2016年06月29日

イギリスのEU離脱について

 イギリスの国民投票でのEU離脱という結果が、世界中で衝撃をもって受け止められ、ようやく市場も落ち着いてきたとはいえ、依然として大きな混乱を呼んでいます。

 そんな中、昨日、自民党本部で当面の対策を議論する会議が開催され、様々な議論がなされました。当面の短期の対策と、長期的な対応の両面からの議論がなされたところです。

 国内への影響という意味では、今のところは主に為替のルートからの影響が大きい状況で、流動性の確保や急激な変動への対応を引き続きしっかりと行っていくということに尽きると思われます。

 リーマンショックのようにどこに地雷が埋まっているかわからず、信用が急速に収縮するといった事態は今のところ起きそうにありませんので、何かあった時に速やかに対応できる備えは万全にしておかねばなりませんが、冷静さをもって対応してくことが重要です。

 そして、重要なのは中長期的な議論です。いったい何が変わり何が変わらないのか。離脱に向けたプロセス、離脱後のイギリスとEUの関係がどのようなものとなるのか、不透明の部分が大きいですが、現段階できちんとした分析と準備を行っておく必要があります。

 まず、イギリスの側の問題です。報道でもいろいろ指摘されていますが、実際どの程度の変化が生じるのかは不透明です。

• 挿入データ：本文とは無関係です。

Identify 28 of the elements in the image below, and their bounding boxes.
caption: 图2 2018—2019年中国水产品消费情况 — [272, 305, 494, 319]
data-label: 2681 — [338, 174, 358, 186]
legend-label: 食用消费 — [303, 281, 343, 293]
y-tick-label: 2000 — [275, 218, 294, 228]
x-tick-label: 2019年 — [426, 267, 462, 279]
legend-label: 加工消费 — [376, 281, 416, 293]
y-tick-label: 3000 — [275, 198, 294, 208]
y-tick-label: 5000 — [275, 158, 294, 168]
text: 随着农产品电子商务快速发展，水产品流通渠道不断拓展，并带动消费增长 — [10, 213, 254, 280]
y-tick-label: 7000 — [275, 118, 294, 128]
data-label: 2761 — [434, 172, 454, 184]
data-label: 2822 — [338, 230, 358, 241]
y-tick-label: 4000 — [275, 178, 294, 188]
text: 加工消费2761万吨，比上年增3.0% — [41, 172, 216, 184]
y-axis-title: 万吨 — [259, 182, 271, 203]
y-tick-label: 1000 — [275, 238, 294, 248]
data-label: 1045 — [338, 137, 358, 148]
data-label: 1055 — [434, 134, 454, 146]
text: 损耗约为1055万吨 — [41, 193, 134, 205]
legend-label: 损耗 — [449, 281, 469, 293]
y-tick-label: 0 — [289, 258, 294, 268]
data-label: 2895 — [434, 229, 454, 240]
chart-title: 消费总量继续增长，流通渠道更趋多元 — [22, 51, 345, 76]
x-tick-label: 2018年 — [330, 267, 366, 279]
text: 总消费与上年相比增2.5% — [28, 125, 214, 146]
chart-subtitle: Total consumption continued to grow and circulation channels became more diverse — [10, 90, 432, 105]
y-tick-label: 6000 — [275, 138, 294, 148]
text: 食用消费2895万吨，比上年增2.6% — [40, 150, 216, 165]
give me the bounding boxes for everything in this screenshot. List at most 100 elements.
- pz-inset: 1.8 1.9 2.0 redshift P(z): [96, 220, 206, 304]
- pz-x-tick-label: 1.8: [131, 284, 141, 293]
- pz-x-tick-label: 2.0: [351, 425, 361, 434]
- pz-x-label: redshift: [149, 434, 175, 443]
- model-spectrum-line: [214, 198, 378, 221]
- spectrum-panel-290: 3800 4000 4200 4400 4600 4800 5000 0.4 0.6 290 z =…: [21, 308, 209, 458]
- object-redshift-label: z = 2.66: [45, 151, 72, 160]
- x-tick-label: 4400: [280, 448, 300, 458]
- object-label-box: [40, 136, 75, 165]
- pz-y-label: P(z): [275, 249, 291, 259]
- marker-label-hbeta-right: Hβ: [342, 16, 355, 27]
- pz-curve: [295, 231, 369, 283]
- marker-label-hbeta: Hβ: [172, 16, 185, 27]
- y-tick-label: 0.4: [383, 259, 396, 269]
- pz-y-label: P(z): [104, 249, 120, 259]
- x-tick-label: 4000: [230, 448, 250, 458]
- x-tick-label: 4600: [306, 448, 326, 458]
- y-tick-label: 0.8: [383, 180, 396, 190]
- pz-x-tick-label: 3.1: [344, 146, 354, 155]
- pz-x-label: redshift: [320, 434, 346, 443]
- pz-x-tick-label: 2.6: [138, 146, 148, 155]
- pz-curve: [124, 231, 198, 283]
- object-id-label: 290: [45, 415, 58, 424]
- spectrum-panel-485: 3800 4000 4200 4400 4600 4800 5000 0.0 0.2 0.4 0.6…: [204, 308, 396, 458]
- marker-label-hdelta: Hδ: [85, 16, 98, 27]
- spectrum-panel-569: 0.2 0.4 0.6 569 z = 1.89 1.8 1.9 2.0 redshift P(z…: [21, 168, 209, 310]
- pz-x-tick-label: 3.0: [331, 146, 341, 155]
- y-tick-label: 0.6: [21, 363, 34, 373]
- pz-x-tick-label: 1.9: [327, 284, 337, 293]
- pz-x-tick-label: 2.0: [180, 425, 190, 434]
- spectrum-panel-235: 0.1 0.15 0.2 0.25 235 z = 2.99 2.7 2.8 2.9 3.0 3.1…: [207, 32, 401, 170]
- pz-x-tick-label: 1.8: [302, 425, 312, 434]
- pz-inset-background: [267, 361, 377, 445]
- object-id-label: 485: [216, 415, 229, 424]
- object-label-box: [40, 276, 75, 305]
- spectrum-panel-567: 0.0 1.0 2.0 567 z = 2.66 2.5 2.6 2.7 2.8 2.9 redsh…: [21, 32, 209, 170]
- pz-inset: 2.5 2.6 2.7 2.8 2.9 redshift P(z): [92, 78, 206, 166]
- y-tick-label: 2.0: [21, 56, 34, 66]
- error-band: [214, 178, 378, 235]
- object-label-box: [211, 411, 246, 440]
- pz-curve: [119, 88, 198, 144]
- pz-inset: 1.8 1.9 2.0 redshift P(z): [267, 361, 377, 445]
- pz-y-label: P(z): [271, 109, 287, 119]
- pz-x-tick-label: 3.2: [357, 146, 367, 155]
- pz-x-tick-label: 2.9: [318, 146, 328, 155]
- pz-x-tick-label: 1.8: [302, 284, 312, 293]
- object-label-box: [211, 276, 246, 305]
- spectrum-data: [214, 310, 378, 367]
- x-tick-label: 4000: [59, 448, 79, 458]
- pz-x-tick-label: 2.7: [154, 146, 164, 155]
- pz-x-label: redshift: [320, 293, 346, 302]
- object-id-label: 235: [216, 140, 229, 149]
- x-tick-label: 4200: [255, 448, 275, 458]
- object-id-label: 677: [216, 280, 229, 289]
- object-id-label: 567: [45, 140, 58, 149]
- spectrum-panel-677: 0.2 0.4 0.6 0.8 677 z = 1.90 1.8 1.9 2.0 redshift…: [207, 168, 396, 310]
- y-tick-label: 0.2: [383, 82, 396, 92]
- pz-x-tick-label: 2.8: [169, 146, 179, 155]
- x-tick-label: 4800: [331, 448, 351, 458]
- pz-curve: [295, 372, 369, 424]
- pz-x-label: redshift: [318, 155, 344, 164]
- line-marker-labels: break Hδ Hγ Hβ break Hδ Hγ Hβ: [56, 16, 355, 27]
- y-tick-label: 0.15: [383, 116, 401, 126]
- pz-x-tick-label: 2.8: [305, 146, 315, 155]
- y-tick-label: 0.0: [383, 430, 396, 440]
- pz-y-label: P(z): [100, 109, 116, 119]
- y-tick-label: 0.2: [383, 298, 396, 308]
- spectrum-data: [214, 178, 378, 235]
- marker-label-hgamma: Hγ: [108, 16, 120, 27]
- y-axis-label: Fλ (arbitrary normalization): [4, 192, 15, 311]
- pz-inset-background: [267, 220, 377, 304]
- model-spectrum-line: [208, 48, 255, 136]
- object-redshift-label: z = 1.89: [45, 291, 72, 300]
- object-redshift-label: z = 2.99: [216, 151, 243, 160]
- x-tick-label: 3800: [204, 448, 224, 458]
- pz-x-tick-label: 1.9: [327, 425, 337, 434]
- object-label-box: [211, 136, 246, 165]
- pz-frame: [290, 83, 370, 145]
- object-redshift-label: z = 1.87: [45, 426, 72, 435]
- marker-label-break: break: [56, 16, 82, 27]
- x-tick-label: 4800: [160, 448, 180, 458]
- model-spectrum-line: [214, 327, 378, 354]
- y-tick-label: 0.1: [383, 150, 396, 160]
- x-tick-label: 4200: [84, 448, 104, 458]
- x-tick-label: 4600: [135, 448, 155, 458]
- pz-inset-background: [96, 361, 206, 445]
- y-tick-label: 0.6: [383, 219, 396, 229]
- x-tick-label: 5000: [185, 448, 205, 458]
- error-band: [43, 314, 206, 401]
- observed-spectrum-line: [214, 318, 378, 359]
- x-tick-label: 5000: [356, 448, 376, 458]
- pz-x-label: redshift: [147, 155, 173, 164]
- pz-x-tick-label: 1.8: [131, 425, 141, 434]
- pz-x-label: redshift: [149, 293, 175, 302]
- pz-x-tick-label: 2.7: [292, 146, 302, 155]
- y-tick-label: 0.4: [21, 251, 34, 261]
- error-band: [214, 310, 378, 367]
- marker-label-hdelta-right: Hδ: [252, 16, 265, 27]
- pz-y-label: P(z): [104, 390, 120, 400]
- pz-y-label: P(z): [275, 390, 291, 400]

 そもそも、EUとヨーロッパは同一ではなく、スイスやノルウェーなど、EUに加盟していない国があり、それぞれの枠組みが混在している集合がヨーロッパであるという認識が必要です。もともと、イギリスはヨーロッパ第二の経済大国である一方で、EUの中でもユーロも採用せず、シェンゲン協定の枠外でもあり、EU的には中央ではなく周辺という存在でした。今回EUから離脱ということですが、実際にはどの程度の影響があるのか、日本で報道されているほどではない可能性もあります。

 例えば、ロンドンが地盤沈下するという議論。様々なEUサイドの規制がどうなるかという点は注目しなければなりませんが、そもそもユーロ圏ではなく、かつリサーチなどグローバル本社機能をロンドンに置いている世界的な金融機関が数多くあるということからも、ロンドンはEUビジネスの拠点としてだけで評価されてきたわけではありません。ニューヨークとの間で毎日20便が飛ぶロンドンと、5便のダブリン、4便しかないフランクフルトの差は想像以上に大きいという実態もあり、欧州ビジネスの機能を別拠点に移す動きはあっても、金融センターとしての機能自体が大陸に移る可能性は限られていると思われます。

 むしろ、もっと可能性が高いのが、EU側の問題です。

 戦後二度とドイツとフランスが戦争をしないためという政治的な目的でスタートした欧州の連合ですが、統一ドイツとなってからは、ドイツの遠慮が弱まり、欧州危機以降完全になくなった状況に各国の不満が高まっていました。第二の経済大国でドイツをけん制できたイギリスが抜けることで、ドイツの存在感が今まで以上に大きくなります。このことがどう作用するのかは極めて不透明です。

 またギリシア危機で露呈した、「金融政策と財政政策のねじれ」というユーロ圏の致命的な構造問題は全く解決されないまま先送りされてしまっています。事実上の政治統合に向かうのか、ばらばらに戻るのかの二択しかないこの問題は、実は極めて深刻です。

 また一般的な傾向として自由や規制緩和を主張してきたイギリスが抜けることで、EUにおける様々な議論が規制強化の方向に振れることもビジネスとしては大きなリスクです。

 日本経済への影響を最小限に抑えるためには、こうした多くの可能性につき、きちんと検証し、対応を誤らないことが必要です。国内の経済政策がどうあるべきかも含め、参議院選挙後に徹底した議論が必要です。

そして、もう一点、実は日本の安全保障の観点から懸念されるのが、対中国武器禁輸問題です。対中国武器輸出に前のめりなフランス、ドイツを日米の意向を踏まえて抑えてきたイギリスが離脱すれば、EUは対中国武器輸出の解禁に舵を切る可能性が高い。こうした安全保障面での変化についても、日本として、きちんと動きを注視していかねばなりません。